Cate Blanchett e o "buraco em que se meteu"
Quero começar com uma pequena história, que, reconheço, tem a sua própria moral, se virmos bem, e não é nenhum segredo guardado a sete-chaves, mas algo público, simples e de domínio comum. Cá vai: Michael Caine participou em “Jaws IV: The Revenge”, um facto inegável e, possivelmente, uma das maiores nódoas na sua longa carreira enquanto ator, no entanto, o britânico tem sempre uma resposta pronta quando é confrontado com a perplexidade da sua presença nessa sequela desnecessária ("Mas chegaste a vê-lo?") - "Não o vi, mas vi a casa que comprou para a minha mãe, e é maravilhosa!".
A moral, meus amigos, é que nem tudo se resume a prestígio, e numa sociedade ultra-capitalista como a nossa, e considerando que a indústria, antes de mais, uma indústria, ganhar dinheiro não deve ser visto como a mais pejorativa das ambições artísticas. Caine participou naquele “execrável” filme, mas não o condenamos por isso. Portanto, e seguindo o mesmo parâmetro, devemos respeitar Cate Blanchett no meio desta “palhaçada”? Tendo em conta o seu sorriso algo ácido, indicando a probabilidade de se ter divertido com tudo isto, a resposta é … sim!
“Borderlands” é a adaptação de um videojogo com o mesmo título [lançado em 2009], e paralelamente um filme de Eli Roth. Dependendo da perspetiva, o filme parece fracassar em ambos os lados, disto não vos posso mentir. Em primeiro lugar, e não querendo demonizar o ato de conversão do universo de videojogos para o aparato cinematográfico, é a persistência da Sétima Arte enquanto acessório, o filme não tem vida própria, emancipação como podemos salivar, para se erguer como uma produção fechada. Há nela uma fidelidade estética (as cores contrastadas com ambiências apocalípticas), preenchida com easter eggs para adeptos favorecerem a sua experiência. Logo, se não vive enquanto cinema … vocês já sabem o resto da ‘cantiga’.

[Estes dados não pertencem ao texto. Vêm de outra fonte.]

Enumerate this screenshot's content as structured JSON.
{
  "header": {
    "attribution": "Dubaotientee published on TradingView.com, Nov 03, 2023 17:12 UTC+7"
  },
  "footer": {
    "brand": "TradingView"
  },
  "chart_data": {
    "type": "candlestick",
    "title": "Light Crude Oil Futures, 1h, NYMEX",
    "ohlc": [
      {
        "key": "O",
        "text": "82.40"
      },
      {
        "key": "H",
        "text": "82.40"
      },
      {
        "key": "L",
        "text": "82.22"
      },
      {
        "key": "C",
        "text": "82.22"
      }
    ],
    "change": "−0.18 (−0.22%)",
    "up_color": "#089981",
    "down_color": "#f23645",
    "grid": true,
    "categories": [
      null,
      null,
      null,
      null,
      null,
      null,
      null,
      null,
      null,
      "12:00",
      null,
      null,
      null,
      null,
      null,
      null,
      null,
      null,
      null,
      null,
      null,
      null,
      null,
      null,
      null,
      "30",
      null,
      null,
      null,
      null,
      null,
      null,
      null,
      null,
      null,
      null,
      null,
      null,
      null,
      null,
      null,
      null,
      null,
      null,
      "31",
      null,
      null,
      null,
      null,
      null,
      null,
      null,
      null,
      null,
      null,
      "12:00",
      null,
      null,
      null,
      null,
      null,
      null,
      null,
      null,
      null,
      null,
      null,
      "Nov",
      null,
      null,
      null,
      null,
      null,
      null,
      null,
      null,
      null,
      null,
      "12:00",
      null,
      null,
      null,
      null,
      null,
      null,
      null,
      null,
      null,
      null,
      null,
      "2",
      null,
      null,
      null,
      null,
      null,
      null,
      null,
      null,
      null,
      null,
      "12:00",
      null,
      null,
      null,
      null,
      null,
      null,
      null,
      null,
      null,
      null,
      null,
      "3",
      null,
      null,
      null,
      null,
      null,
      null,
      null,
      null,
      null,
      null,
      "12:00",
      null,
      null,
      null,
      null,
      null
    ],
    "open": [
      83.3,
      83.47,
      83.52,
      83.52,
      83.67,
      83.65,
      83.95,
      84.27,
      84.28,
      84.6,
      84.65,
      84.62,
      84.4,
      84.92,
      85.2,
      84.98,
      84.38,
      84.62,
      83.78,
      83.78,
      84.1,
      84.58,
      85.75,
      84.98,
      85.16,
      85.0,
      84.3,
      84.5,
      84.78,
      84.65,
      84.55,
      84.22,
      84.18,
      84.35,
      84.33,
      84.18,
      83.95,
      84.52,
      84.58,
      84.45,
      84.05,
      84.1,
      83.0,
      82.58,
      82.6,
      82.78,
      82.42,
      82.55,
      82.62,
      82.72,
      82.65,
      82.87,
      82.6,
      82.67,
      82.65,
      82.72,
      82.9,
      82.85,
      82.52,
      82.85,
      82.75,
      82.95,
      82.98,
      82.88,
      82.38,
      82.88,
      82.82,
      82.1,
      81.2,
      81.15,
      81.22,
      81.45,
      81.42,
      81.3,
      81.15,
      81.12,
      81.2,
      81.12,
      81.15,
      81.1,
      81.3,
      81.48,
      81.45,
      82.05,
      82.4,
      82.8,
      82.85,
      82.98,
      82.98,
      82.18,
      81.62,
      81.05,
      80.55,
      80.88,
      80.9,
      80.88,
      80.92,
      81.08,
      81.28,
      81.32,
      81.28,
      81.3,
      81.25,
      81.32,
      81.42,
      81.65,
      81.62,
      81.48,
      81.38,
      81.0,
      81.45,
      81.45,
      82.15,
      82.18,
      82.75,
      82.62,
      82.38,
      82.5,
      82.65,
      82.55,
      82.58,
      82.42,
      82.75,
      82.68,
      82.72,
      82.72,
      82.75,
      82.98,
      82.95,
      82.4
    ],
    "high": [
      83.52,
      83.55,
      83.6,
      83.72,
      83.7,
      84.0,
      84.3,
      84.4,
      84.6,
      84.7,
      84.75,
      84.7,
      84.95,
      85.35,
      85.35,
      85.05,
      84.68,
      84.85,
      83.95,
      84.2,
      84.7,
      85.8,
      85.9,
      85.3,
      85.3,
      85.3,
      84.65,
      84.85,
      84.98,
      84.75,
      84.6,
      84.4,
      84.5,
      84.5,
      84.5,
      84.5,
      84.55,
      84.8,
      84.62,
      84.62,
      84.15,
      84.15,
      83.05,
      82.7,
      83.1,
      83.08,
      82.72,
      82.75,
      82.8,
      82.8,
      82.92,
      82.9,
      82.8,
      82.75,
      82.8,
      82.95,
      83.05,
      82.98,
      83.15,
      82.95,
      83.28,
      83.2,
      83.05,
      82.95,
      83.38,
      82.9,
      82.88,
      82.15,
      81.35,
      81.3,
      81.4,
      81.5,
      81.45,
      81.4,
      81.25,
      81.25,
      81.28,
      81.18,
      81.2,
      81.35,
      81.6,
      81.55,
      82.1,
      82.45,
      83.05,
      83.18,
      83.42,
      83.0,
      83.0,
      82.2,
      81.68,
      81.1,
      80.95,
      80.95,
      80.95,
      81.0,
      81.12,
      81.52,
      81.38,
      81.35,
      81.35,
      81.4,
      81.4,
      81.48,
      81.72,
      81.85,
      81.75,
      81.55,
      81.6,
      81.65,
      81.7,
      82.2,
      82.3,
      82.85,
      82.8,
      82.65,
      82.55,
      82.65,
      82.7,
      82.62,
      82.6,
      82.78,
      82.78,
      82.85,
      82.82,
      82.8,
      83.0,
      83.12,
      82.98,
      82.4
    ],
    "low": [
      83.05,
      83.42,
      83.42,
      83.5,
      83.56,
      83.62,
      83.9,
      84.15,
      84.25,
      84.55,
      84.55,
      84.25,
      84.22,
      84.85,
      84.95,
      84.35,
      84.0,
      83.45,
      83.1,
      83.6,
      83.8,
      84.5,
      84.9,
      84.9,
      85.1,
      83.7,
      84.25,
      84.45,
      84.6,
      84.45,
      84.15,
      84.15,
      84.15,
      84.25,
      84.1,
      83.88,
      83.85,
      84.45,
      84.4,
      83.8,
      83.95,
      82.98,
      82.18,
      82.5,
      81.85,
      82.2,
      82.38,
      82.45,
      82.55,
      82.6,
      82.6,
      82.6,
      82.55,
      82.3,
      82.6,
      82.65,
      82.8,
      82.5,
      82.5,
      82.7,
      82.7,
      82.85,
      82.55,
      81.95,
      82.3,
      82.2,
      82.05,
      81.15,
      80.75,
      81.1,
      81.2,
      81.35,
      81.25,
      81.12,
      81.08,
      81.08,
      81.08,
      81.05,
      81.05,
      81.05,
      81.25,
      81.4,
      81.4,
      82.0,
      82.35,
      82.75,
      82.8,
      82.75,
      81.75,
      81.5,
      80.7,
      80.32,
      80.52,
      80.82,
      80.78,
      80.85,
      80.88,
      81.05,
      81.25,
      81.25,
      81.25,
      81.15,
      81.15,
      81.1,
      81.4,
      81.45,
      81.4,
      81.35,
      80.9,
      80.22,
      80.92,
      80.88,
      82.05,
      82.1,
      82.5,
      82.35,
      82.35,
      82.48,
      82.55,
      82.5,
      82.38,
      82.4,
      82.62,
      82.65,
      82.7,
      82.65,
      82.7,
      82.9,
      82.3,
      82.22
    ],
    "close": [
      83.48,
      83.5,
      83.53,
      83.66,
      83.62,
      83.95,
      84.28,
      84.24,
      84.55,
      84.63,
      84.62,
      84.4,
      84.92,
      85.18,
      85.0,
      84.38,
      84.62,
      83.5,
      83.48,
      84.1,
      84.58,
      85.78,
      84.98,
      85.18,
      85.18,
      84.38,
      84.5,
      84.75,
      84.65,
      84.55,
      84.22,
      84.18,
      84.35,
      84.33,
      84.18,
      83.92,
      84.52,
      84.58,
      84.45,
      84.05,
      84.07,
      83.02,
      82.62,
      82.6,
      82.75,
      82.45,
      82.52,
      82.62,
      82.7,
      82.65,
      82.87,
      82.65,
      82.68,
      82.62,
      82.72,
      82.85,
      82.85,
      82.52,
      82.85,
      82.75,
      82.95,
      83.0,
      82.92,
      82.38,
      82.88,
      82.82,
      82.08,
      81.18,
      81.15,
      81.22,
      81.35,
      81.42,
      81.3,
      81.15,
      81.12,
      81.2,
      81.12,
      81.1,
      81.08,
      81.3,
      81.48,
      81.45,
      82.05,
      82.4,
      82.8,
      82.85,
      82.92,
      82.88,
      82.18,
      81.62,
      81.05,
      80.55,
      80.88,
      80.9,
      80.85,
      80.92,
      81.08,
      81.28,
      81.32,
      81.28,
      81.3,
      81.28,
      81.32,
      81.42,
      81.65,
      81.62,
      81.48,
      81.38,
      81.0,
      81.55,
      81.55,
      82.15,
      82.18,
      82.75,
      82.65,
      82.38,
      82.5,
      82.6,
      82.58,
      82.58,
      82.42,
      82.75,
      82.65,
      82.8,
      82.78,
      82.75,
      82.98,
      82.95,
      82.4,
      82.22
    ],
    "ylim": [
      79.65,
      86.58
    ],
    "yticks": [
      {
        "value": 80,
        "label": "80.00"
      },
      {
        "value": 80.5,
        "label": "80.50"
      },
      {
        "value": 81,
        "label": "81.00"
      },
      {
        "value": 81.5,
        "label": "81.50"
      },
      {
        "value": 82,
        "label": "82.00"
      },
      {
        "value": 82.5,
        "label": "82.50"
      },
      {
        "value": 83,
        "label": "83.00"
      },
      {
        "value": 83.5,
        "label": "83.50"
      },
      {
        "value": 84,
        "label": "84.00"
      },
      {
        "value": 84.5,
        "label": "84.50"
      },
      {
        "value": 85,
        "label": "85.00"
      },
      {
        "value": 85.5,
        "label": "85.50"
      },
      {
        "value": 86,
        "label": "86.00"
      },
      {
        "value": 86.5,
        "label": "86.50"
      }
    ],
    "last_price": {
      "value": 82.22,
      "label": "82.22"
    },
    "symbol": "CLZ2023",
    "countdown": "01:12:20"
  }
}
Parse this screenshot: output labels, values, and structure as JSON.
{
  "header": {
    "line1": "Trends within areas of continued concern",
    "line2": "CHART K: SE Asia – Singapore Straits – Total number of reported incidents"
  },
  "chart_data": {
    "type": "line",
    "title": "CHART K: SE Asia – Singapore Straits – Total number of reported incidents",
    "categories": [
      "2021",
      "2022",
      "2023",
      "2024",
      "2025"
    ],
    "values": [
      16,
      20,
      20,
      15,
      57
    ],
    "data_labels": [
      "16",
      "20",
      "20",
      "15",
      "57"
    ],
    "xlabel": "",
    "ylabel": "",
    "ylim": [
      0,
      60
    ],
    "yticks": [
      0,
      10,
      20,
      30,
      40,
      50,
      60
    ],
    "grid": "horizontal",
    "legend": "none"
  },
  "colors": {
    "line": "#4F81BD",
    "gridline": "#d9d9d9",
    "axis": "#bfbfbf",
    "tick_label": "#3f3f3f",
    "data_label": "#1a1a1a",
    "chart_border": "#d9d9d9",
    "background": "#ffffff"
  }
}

Quanto a Eli Roth, como muitos outros artesãos desta indústria têm demonstrado (sim, estou a olhar para ti, Guy Ritchie...), orçamentos amplamente expandidos são um verdadeiro cancro, estrangulam a criatividade e mergulham o filme numa lista de encargos. “Borderlands” demonstra isso em todo o seu percurso: um entretenimento automatizado, sem personalidade, um produto gerado por via algorítmica. Não vale a pena aclamar o artigo da “Série B” como forma de redenção; com os montantes investidos, é tudo menos uma produção secundária, sem capacidade de se assumir no desenrasque lúdico.
Dadas estas inclinações, não podemos condenar Cate Blanchett se a sua participação num projeto como este for puramente financeira. Afinal, ninguém é de ferro.